Browsing Audiobooks on an iPod Nano

audiobookipoditunes

The sitation: I've got a stack of audiobooks in MP3 format in my iTunes library, and both an iPhone and an iPod Nano.

After this question, I've changed the Media Kind for the audiobook MP3s from Music to Audiobook. This has been, overall, spectacular, as now I can resume where I was, they show up under Audiobooks, etc.

On the iPhone, it's also super convenient, since the interface shows what used to be an album with multiple songs as a single book with multiple chapters, and going into "Audiobooks" presents me with a list of books, not tracks.

The Nano, on the other hand, is a little strange. After changing the media type and re-syncing the ipod, the files in question are now listed under Audiobooks rather than Music, and the extra Audiobook features are present (resume playback and so on,) but the Audiobooks menu just lists all the MP3 tracks on the iPod in alphabetical order, ignoring whichever book/album they belong to – and doesn't seem to let me browse them any other way.

This is, clearly, a little sub-optimal. Did I screw something up? How do I get the Nano to treat the files in a similar way to the way the iPhone and iTunes does – as books with chapters?

Is there a step I missed somewhere? Do I need to reformat the iPod? Is this even possible?

(Footnote: shameless bump, since this just scored me a tumbleweed.)

Best Answer

Try this thread, it's the first one I've found that's seems to be on to something:

Essentially, iPod likes it's Audioboos in one large file.

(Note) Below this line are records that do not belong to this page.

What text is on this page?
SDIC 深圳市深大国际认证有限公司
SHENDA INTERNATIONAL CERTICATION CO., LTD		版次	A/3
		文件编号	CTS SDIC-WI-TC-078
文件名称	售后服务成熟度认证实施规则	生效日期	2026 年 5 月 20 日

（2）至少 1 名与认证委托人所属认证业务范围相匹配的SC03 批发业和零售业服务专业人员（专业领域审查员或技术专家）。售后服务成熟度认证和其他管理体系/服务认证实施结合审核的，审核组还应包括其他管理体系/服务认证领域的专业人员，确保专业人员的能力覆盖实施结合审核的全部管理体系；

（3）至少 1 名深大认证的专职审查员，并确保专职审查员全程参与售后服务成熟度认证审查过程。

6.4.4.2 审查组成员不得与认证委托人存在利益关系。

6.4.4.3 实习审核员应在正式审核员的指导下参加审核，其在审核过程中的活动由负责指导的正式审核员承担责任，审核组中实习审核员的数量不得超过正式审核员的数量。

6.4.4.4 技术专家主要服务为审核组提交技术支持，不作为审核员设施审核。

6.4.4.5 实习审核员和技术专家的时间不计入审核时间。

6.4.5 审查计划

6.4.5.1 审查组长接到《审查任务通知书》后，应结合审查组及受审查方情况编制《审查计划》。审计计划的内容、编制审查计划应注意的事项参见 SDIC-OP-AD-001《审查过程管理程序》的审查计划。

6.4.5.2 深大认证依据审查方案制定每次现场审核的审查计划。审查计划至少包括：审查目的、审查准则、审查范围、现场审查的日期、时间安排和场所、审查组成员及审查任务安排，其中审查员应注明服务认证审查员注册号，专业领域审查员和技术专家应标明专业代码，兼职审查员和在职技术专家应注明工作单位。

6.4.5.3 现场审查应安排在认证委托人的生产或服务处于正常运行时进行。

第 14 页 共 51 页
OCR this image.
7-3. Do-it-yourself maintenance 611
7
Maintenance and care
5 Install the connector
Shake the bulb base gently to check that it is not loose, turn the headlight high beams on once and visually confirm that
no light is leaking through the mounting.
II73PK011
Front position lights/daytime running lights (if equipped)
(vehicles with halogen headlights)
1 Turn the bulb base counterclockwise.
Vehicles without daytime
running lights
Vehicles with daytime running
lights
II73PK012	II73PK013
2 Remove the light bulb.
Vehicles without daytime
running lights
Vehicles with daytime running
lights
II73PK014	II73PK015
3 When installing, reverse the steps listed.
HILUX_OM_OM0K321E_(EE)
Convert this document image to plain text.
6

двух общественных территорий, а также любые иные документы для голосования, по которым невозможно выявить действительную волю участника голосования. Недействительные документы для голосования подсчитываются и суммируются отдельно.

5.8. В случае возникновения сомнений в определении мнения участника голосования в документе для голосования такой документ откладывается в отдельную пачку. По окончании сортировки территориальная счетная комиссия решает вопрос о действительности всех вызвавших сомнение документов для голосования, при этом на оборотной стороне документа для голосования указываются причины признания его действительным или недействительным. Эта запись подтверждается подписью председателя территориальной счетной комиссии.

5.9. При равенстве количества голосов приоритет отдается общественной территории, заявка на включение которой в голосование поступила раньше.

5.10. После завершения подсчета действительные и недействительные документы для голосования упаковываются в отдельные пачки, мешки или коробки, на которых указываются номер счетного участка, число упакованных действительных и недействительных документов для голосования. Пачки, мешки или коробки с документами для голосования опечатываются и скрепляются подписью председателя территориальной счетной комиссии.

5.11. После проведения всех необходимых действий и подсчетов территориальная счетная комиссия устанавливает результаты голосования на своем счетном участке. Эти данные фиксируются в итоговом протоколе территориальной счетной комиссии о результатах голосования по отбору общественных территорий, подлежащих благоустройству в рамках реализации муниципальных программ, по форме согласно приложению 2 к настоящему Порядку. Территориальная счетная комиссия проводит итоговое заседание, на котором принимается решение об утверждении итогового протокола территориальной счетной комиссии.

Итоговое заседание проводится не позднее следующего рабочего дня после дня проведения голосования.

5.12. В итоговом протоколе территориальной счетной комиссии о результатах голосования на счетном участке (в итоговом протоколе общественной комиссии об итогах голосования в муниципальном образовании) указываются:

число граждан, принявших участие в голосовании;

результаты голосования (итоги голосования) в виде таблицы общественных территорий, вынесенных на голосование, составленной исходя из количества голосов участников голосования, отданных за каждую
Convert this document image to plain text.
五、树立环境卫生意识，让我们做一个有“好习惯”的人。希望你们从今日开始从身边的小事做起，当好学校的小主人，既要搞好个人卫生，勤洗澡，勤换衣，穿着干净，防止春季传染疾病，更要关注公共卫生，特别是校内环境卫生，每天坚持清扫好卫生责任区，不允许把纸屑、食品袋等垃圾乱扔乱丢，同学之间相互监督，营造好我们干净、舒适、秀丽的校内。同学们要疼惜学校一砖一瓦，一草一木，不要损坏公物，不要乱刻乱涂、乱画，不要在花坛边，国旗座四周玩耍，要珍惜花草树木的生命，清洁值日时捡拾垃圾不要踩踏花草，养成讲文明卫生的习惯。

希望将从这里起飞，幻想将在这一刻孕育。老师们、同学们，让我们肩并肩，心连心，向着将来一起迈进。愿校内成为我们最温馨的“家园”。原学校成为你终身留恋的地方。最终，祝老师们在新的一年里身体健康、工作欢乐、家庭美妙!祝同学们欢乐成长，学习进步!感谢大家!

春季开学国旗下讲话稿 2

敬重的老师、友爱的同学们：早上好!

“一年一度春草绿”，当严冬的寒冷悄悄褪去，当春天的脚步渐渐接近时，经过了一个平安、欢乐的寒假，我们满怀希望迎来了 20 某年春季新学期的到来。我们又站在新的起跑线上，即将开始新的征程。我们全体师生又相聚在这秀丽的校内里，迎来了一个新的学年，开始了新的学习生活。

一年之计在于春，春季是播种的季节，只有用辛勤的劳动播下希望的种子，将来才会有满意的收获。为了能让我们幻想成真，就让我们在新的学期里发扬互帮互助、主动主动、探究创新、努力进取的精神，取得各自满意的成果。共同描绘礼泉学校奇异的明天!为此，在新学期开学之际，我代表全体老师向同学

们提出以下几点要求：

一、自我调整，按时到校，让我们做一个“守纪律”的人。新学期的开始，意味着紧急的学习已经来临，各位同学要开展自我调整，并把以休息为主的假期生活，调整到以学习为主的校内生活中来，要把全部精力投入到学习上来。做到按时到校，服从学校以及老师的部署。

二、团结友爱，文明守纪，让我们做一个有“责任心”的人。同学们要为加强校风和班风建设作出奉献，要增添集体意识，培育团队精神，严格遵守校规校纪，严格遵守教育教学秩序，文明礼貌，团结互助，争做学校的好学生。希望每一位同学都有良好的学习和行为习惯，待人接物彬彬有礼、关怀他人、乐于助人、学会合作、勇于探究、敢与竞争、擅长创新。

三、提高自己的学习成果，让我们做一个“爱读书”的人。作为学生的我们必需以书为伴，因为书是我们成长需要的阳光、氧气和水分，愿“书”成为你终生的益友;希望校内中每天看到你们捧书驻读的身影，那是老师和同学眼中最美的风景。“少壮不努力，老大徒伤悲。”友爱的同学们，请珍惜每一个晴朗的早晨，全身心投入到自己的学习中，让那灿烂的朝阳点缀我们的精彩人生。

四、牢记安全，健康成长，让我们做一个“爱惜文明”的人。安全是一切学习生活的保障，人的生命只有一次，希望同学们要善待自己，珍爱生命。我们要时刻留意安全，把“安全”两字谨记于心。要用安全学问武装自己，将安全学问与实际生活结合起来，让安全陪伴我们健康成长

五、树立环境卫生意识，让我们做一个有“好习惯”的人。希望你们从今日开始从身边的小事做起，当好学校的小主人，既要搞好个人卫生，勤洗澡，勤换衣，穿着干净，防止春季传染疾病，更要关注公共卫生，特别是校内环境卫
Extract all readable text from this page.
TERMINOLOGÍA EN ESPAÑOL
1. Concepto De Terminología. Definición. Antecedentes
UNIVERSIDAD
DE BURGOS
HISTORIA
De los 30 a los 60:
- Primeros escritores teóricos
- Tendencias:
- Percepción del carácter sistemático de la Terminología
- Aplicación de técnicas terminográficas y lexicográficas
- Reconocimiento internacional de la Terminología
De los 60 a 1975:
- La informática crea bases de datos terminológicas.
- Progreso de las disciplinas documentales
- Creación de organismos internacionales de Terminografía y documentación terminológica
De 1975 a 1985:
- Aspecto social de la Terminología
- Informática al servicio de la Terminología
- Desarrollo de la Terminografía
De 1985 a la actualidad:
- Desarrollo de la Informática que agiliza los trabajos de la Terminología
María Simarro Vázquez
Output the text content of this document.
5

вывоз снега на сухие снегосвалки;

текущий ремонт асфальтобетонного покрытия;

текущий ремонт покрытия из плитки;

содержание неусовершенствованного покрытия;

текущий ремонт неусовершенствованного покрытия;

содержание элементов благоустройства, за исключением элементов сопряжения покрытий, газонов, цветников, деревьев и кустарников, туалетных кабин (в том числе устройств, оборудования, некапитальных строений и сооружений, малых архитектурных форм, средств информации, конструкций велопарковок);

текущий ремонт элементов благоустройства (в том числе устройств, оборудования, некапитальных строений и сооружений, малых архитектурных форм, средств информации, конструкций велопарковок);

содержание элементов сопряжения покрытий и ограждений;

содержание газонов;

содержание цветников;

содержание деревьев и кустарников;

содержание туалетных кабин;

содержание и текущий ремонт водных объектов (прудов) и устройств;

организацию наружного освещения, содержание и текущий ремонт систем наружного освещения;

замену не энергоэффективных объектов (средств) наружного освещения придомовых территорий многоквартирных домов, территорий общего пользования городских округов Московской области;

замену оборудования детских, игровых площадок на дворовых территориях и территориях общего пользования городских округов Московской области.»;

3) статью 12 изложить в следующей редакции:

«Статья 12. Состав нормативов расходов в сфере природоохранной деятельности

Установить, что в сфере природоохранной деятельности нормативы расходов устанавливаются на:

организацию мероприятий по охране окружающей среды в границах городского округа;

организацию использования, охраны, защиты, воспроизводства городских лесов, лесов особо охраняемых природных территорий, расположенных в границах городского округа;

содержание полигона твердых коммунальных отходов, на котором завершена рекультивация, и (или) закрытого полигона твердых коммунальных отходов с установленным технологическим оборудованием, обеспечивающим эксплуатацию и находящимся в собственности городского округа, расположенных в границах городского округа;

This means you'll need to merge your multi-file Audiobook into one large file and convert it into the .m4b format. Ipod will then keep track of your position in the file, but if you want chapters you'll need to set those too.

Luckily we're not the only ones facing this problem and tools exist for performing both operations.

There's a Freeware tool called: Chapter and Verse that can be found on lodensoftware.com

If you're willing to pay for the privilege, there is a shareware application called: Chapter Master that will place chapters in the kind of one long file Audiobooks iPod likes.

Mind you, you'll first need to convert your MP3s to M4A or M4B. This can be done through iTunes, as well as through a freeware application called: MP3 to iPod Audio Book Converter.

You'll have to Google these programs, the system won't let me post more than one link.